Following this summer’s World Community Development Conference, editor Allen Meagher reminisces about as past encounter with two of the headline speakers.

I first met Bernadette McAliskey in the mid-1990s, when it was hard work being a community activist in Co Tyrone.

I was a reporter with the Mid-Ulster Mail, and happened to be present for a small piece of history: President Mary Robinson dropped in on a community project in Coalisland, Co Tyrone, and was greeted on arrival by McAliskey.

The President was not on an official visit to the North. She came unofficially, to the annoyance of many and the joy of many more. She was paving the way for peace in a pushy way. An activist at heart.

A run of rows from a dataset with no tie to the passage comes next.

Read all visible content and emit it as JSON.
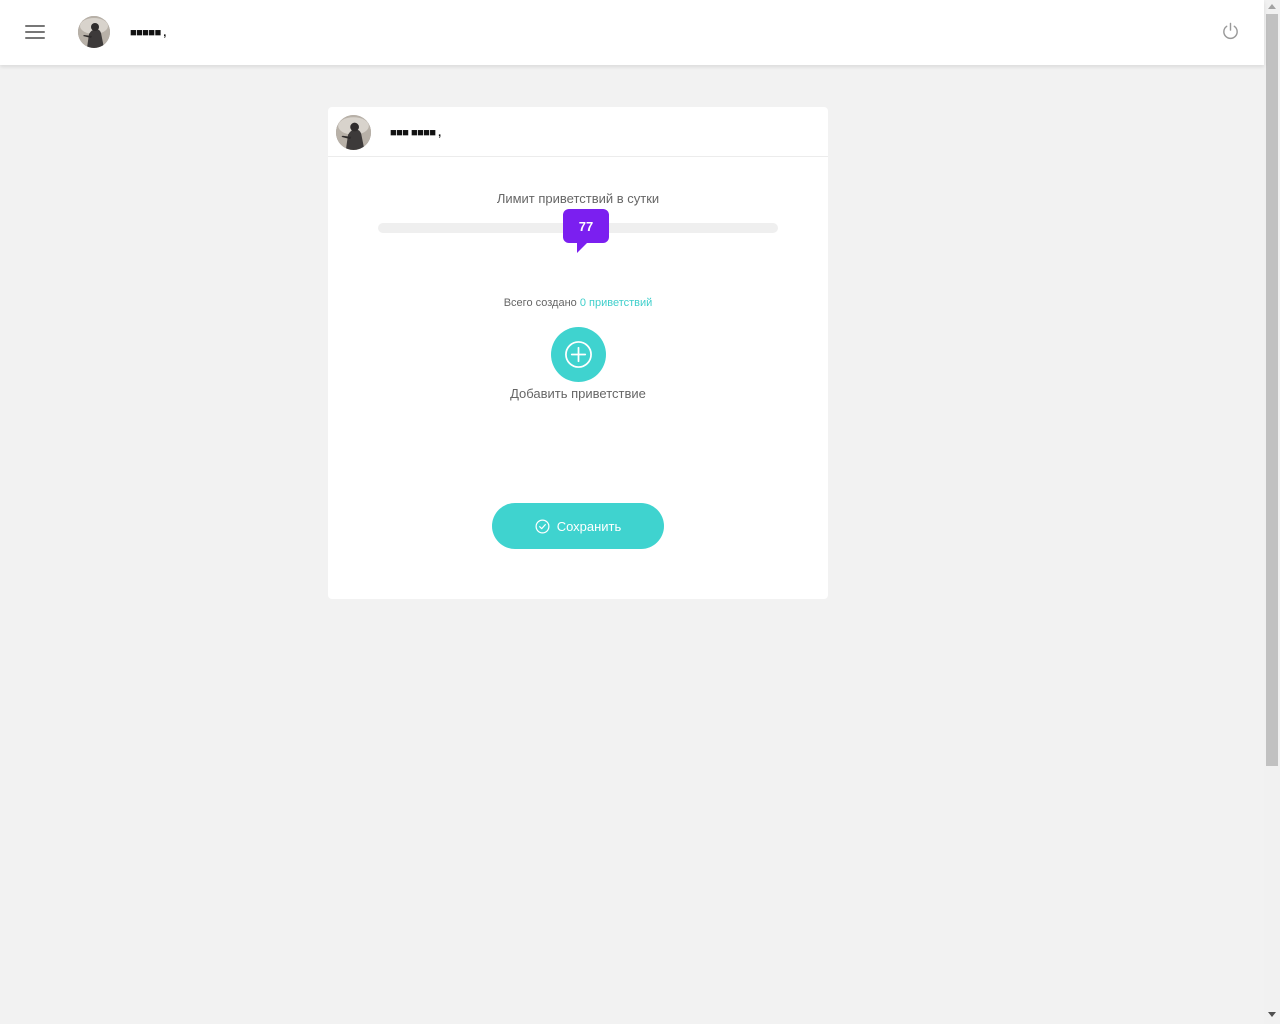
{
  "topbar": {
    "menu_icon": "hamburger-menu-icon",
    "username": "■■■■■ ,",
    "power_icon": "power-icon"
  },
  "card": {
    "username": "■■■ ■■■■ ,",
    "limit_label": "Лимит приветствий в сутки",
    "slider": {
      "value": "77",
      "fraction": 0.52
    },
    "total": {
      "prefix": "Всего создано",
      "link": "0 приветствий"
    },
    "add_icon": "plus-circle-icon",
    "add_label": "Добавить приветствие",
    "save_icon": "check-circle-icon",
    "save_label": "Сохранить"
  },
  "colors": {
    "accent": "#3fd3cf",
    "slider_handle": "#7b1ff0",
    "background": "#f2f2f2"
  }
}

Both women were on stage at the World Community Development Conference (WCDC) this summer, held in Maynooth, Co Kildare, in June.

McAliskey pointed to people involved in community work and asked what we are doing, if anything, about the rise of the super-rich and about inequality.

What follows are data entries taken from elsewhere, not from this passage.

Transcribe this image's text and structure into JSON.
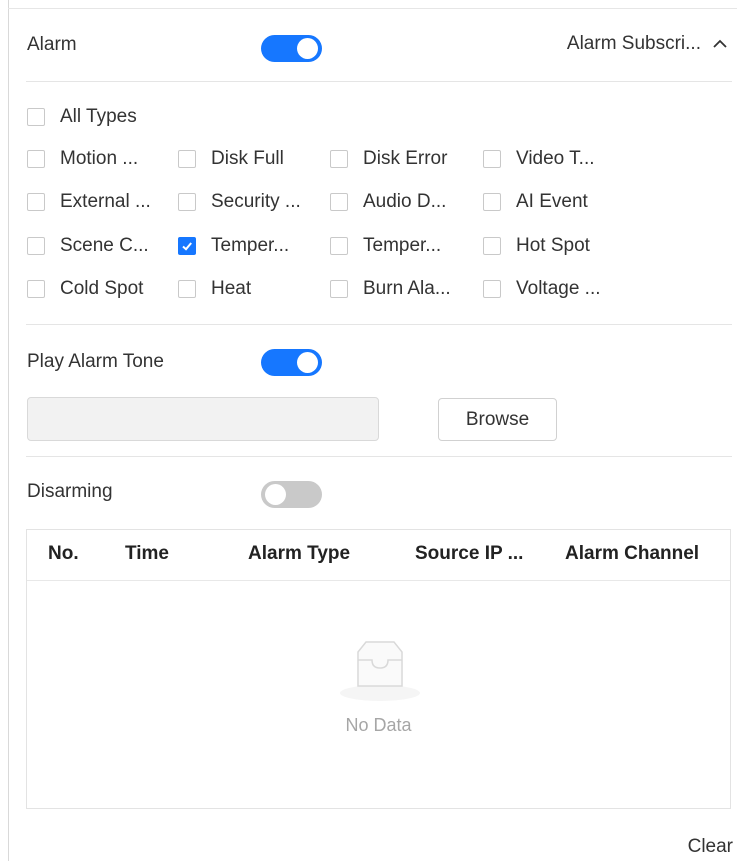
{
  "alarm": {
    "label": "Alarm",
    "toggle_on": true,
    "subscription_label": "Alarm Subscri...",
    "types": [
      {
        "label": "All Types",
        "checked": false
      },
      {
        "label": "Motion ...",
        "checked": false
      },
      {
        "label": "Disk Full",
        "checked": false
      },
      {
        "label": "Disk Error",
        "checked": false
      },
      {
        "label": "Video T...",
        "checked": false
      },
      {
        "label": "External ...",
        "checked": false
      },
      {
        "label": "Security ...",
        "checked": false
      },
      {
        "label": "Audio D...",
        "checked": false
      },
      {
        "label": "AI Event",
        "checked": false
      },
      {
        "label": "Scene C...",
        "checked": false
      },
      {
        "label": "Temper...",
        "checked": true
      },
      {
        "label": "Temper...",
        "checked": false
      },
      {
        "label": "Hot Spot",
        "checked": false
      },
      {
        "label": "Cold Spot",
        "checked": false
      },
      {
        "label": "Heat",
        "checked": false
      },
      {
        "label": "Burn Ala...",
        "checked": false
      },
      {
        "label": "Voltage ...",
        "checked": false
      }
    ]
  },
  "tone": {
    "label": "Play Alarm Tone",
    "toggle_on": true,
    "file_value": "",
    "browse_label": "Browse"
  },
  "disarming": {
    "label": "Disarming",
    "toggle_on": false
  },
  "table": {
    "columns": [
      "No.",
      "Time",
      "Alarm Type",
      "Source IP ...",
      "Alarm Channel"
    ],
    "rows": [],
    "empty_text": "No Data"
  },
  "footer": {
    "clear_label": "Clear"
  },
  "colors": {
    "accent": "#1677ff",
    "toggle_off": "#c9c9c9",
    "divider": "#e5e5e5"
  },
  "icons": {
    "collapse": "chevron-up-icon",
    "check": "check-icon",
    "empty": "empty-inbox-icon"
  }
}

Jim Ife, later, went further. We’re so focused in community development on ourselves – meaning the activity of human beings – that we forget about nature and the environment. We’re missing the point of community development, he says.

The conference was a gathering of the faithful, though it would have cost you. Next year’s WCDC will be taking place in Dundee. Ask your company or organisation to part or fully fund your attendance.

Like the general Irish public with the Ploughing, every community worker should strive to go to at least one World Community Development Conference in their life.